“We women, in International Congress assembled, protest against the madness and the horror of war, involving as it does a reckless sacrifice of human life and the destruction of so much that humanity has laboured through centuries to build up.” That is how the declaration of the first conference of the Women’s International League for Peace and Freedom in 1915 in The Hague.
The painful part is that their statement is still so relevant. But the resolutions are also inspiringly relevant and up to date. What to think of: “This International Congress of Women declares it to be essential, both nationally and internationally to put into practice the principle that women should share all civil and political rights and responsibilities on the same terms as men.” Over the last 15 years the UN Security Council has reaffirmed so many times that women have to be involved in peace negotiations but with less than 4% women at the negotiation tables they remain sidelined, see also the facts and figures on women and peace and security
Our foremothers saw private profits as an important hindrance to disarmament: “The International Congress of Women, advocating universal disarmament and realizing that it can only be secured by international agreement, urges, as a step to this end, that all countries should, by such an international agreement, take over the manufacture of arms and munitions of war and should control all international traffic in the same. It sees in the private profits accruing from the great armament factories a powerful hindrance to the abolition of war.”

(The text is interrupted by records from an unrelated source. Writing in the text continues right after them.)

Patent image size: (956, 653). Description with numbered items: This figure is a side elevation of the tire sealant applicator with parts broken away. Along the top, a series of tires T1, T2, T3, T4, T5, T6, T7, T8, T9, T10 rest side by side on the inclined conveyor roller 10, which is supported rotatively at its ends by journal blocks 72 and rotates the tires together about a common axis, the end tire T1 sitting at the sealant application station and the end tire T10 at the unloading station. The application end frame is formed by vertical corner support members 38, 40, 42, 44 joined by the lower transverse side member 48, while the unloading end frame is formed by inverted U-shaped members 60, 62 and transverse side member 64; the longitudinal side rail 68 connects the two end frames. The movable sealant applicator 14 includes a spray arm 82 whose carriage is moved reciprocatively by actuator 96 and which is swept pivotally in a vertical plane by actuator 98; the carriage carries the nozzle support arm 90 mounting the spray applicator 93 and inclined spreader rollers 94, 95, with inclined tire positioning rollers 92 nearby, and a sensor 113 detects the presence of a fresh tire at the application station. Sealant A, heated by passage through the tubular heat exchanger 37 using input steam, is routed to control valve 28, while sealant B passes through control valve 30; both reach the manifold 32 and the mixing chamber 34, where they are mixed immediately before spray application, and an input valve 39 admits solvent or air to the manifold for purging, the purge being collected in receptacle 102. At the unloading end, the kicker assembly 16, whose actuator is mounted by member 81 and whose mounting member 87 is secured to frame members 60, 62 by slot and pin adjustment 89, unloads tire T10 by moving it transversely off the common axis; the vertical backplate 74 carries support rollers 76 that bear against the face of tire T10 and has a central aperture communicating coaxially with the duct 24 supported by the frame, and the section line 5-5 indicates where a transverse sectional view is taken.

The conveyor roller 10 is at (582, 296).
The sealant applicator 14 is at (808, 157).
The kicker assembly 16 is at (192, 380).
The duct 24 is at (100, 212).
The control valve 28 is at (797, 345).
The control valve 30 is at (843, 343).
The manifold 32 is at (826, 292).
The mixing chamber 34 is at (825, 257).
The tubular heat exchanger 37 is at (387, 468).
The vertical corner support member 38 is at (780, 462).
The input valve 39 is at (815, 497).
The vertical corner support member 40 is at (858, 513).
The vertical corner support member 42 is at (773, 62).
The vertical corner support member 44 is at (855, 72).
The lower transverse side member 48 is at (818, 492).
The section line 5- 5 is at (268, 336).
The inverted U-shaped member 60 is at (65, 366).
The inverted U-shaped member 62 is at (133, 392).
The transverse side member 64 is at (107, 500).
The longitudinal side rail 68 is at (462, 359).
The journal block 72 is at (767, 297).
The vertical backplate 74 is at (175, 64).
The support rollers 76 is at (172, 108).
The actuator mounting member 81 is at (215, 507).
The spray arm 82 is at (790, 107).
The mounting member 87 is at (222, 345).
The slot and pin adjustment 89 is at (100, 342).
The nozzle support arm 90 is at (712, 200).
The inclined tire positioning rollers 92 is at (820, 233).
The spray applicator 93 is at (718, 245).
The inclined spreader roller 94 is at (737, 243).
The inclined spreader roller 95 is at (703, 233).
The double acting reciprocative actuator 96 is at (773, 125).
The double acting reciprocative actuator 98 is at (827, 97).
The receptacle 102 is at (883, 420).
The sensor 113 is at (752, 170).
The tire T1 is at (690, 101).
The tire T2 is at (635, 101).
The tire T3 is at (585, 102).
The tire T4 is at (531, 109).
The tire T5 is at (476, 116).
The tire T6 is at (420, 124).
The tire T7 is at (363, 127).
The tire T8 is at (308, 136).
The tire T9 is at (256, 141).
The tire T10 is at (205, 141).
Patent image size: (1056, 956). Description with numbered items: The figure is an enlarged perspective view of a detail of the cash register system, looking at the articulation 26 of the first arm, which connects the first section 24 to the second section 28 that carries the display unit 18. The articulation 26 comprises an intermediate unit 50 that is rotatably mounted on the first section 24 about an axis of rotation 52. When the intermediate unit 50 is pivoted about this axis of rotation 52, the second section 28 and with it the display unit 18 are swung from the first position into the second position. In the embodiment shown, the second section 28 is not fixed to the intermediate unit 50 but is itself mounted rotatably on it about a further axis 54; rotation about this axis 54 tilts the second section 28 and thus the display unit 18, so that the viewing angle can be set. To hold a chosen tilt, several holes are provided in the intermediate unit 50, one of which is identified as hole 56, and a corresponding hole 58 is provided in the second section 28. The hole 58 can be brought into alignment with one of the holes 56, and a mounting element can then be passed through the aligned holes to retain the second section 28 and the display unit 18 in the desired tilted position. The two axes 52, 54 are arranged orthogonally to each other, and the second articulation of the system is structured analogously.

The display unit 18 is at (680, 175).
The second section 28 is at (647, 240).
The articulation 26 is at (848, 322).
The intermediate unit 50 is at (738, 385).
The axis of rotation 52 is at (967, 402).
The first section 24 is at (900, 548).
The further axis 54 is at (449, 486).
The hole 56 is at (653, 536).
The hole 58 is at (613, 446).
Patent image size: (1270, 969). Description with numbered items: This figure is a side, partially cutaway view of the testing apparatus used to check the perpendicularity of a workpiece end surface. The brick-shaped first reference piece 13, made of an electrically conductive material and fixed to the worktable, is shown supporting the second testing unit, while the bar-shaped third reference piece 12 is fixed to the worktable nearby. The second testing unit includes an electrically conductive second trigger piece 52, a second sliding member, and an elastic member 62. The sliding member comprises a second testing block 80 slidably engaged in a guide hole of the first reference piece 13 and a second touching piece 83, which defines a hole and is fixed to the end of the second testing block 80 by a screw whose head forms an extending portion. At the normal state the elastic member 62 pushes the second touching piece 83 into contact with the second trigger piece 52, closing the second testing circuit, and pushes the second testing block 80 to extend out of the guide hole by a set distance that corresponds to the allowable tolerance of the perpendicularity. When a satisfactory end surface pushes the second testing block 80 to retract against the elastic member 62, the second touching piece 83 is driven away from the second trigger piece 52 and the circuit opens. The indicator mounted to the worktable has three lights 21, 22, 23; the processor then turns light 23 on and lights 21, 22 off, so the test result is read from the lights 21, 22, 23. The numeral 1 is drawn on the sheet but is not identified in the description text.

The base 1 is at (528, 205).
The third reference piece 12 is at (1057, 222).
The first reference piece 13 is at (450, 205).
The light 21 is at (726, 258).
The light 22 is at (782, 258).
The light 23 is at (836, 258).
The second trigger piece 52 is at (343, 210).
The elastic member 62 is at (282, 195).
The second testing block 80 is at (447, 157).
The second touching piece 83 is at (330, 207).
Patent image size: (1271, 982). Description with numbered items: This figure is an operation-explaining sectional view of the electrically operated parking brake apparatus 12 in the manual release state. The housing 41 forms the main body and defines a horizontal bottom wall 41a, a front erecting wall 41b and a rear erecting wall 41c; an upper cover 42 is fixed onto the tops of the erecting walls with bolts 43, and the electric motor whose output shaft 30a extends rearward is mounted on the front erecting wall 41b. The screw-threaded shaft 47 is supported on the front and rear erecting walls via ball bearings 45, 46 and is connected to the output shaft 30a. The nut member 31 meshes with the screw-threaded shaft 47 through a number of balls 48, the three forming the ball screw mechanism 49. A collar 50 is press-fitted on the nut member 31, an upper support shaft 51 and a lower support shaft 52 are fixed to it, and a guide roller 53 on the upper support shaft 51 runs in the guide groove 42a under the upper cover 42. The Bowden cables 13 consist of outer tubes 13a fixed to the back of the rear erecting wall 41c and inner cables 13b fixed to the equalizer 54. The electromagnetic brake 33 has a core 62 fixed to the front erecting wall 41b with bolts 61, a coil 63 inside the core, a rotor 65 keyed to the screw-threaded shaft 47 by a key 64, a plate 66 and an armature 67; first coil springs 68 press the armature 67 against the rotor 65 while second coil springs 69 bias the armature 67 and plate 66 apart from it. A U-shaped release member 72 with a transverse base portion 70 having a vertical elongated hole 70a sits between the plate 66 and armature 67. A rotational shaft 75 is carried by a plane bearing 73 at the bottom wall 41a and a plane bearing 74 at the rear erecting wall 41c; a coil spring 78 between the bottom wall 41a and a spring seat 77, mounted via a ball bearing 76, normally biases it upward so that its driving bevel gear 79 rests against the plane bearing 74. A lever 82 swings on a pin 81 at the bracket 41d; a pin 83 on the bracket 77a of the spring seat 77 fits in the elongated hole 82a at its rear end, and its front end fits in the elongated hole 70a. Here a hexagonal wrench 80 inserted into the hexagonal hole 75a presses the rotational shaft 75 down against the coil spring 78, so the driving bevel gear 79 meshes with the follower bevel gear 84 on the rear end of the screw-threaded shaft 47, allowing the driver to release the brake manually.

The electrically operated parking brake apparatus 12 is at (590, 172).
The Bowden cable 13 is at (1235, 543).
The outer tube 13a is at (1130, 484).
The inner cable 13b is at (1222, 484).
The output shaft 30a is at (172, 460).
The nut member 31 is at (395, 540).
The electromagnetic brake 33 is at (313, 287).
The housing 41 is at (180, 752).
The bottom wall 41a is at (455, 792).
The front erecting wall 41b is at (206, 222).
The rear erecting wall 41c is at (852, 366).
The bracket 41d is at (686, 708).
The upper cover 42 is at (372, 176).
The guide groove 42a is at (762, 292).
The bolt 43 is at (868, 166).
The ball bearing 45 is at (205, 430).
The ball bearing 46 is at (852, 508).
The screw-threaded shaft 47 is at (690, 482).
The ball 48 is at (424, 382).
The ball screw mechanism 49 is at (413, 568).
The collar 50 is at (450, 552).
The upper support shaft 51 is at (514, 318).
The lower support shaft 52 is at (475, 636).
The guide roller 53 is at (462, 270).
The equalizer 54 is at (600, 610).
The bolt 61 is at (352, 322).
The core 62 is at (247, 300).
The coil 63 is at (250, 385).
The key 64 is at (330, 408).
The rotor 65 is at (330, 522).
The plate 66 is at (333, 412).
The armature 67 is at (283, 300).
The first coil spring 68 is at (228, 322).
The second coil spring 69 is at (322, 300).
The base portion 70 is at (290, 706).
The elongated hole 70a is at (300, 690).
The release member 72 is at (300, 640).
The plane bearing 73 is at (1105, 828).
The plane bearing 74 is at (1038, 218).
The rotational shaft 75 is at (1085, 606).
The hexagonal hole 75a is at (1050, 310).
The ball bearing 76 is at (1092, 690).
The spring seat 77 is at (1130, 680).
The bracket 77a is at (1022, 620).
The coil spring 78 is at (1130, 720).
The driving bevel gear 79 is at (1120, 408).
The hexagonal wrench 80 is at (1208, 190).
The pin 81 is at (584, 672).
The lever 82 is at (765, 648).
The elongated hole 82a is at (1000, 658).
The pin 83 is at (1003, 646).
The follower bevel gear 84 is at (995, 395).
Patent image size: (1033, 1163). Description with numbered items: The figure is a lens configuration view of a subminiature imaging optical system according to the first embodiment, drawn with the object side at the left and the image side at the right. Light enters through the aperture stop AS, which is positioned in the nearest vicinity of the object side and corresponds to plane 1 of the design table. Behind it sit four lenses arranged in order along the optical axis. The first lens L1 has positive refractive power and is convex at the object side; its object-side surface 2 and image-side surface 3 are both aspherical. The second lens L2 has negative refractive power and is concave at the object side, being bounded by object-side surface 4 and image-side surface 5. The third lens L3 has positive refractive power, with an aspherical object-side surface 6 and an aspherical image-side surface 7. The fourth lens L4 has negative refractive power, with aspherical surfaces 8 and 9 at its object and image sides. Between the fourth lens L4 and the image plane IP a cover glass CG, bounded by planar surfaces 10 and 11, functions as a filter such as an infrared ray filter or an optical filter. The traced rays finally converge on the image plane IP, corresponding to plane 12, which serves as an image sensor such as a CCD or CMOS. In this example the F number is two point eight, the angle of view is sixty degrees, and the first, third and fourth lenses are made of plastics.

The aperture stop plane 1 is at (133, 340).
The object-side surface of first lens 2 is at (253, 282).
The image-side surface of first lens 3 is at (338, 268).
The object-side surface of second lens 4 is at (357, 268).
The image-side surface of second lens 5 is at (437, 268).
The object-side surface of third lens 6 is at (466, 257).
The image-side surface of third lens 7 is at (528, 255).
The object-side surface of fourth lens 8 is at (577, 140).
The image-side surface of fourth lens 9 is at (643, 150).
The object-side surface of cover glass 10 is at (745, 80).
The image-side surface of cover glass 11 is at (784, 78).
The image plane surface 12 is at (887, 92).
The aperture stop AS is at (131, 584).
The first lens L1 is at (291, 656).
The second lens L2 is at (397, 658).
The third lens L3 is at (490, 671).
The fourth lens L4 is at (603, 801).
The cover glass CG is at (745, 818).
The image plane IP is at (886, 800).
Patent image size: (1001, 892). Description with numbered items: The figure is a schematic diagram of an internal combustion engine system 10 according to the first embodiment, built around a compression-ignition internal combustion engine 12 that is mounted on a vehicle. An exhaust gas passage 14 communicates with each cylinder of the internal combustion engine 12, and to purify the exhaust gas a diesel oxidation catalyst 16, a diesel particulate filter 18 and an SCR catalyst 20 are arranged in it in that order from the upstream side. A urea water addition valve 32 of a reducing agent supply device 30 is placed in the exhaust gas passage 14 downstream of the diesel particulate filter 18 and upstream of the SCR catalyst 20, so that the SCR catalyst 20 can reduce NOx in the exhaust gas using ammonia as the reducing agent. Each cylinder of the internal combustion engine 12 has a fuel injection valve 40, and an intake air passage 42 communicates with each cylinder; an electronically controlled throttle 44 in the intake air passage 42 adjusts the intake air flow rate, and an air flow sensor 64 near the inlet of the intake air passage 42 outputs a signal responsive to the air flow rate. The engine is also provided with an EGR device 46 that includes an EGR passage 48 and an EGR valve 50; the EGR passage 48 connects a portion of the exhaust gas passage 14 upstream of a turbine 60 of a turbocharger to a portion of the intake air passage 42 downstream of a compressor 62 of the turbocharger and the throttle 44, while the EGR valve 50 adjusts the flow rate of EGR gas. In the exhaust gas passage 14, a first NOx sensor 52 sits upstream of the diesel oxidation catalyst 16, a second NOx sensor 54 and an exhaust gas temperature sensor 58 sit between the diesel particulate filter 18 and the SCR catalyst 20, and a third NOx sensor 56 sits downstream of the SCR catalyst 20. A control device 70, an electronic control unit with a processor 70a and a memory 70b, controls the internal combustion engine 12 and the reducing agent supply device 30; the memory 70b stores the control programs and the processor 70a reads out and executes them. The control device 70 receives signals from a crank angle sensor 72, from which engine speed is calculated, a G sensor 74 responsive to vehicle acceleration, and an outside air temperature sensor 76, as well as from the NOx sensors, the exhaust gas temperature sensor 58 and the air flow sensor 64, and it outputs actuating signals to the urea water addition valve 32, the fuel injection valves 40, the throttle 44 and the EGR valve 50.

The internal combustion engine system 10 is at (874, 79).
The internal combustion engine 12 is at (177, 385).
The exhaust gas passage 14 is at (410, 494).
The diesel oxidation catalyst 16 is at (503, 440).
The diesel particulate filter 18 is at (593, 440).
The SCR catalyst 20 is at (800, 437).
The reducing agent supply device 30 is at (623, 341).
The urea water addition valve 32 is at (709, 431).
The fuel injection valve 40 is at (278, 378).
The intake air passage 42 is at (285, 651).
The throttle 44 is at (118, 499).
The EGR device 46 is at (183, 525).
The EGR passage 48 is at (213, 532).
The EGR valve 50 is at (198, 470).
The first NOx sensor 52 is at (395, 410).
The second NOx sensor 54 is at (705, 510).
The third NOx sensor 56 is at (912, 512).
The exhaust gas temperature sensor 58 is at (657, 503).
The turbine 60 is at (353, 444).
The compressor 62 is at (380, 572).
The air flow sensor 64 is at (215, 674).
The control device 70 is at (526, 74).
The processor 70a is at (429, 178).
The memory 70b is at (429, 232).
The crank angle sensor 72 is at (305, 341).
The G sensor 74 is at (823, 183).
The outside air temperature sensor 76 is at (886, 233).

While (further) nationalization of arms production does not seem a viable nor sufficient solution to achieve progress in disarmament these days, it is clear that the political economy of the production of arms continues leads to ever growing volume of deadly weapons being traded. And the developed countries of the North (including Russia) are the top producers (and exporters) as evidenced in the data from SIPRI
Tomorrow, one hundred years after Aletta Jacobs and her sisters met in The Hague, a new conference, the WILPF Centennial Conference will start. I am truly excited (and honored) to be part of it.